Bu sayfayı yazdır

Velid Canbolat: Her Kilidi Açan Anahtar

Yazan  07 Nisan 2014

Lübnanlı bir akademisyen, 2006’da düzenlenen bir konferansta şu cümleyi sarf etmişti: “Eğer Lübnan’ı anladığınızı düşünüyorsanız, size iyi anlatamamışlar demektir.” Korkarım bu cümlenin öznesi, sadece sizin ve benim gibi sıradan insanları değil, Lübnan politikasının ön saflarında yer alan ana aktörleri de kapsamaktadır.

Yaklaşık bir yıllık kilitlenme ve birçok sonuçsuz müzakerenin ardından, Şubat 2014 itibarıyla nihayet Lübnan’da hükümet kuruldu. Siyasi ve akademik çevrelerdeki tartışmalar doğal olarak, kurulmuş olan hükümetin muhtemel raf ömrü, ne derece güçlü ve fonksiyonel olabileceği gibi konular üzerine odaklanmış durumda. Uzmanların birçoğunun, mevcut hükümetin yapısı itibarıyla önemli kararların ya da yapısal değişikliklerin altına imza atması olasılığının düşük olduğu ve hükümetin esas olarak, en geç Mayıs 2015’te düzenlenmesi öngörülen Cumhurbaşkanlığı seçimlerine odaklanacağı konusunda hemfikir oldukları görülüyor. 

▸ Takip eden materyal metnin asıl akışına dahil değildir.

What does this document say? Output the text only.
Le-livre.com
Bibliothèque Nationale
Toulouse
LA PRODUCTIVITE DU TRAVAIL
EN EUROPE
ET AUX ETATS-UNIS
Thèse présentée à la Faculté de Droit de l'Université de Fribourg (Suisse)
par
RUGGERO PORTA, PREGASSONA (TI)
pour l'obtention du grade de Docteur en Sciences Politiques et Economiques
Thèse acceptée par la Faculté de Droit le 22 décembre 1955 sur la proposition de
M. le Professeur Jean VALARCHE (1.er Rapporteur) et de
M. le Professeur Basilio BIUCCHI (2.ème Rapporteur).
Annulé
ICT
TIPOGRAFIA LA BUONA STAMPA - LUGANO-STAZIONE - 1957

İlerici Sosyalist Parti (İSP) lideri Velid Canbolat’ın da, partisinin yayın organı olan Al Anbaa dergisinde yazdığı haftalık yazısında bu hususun altını net bir şekilde çizdiği görülüyor: “Kabine’nin en önemli görevlerinden biri, Cumhurbaşkanlığı seçimlerinin hukuki ve anayasal süreler dâhilinde gerçekleştirilebilmesi için uygun ortamın yaratılması, böylelikle muhtemel bir güç boşluğunun engellenmesi olacaktır.”

Yeni kurulmuş olan hükümete hangi yolun izleneceğini gösteren Canbolat’ın, aynı zamanda hükümetin oluşturulması sürecinde Batı yanlısı 14 Mart İttifakı ile Hizbullah liderliğindeki 8 Mart İttifakı arasındaki müzakerelerde başlıca arabuluculardan biri olduğu gözlenmiştir. Bunun da ötesinde partisi İSP, “Merkez Blok”un bir parçası olarak 24 sandalyeli Kabine’de iki Bakanlık (Tarım ve Sağlık Bakanlıkları) almış, böylelikle Canbolat, Merkez Blok’un diğer iki üyesi olan Cumhurbaşkanı ve Başbakan ile aynı yerde konumlanmıştır. Üç bloğun her birinin (8 Mart, 14 Mart ve Merkez) uhdesinde sekizer bakanlık bulunmaktadır.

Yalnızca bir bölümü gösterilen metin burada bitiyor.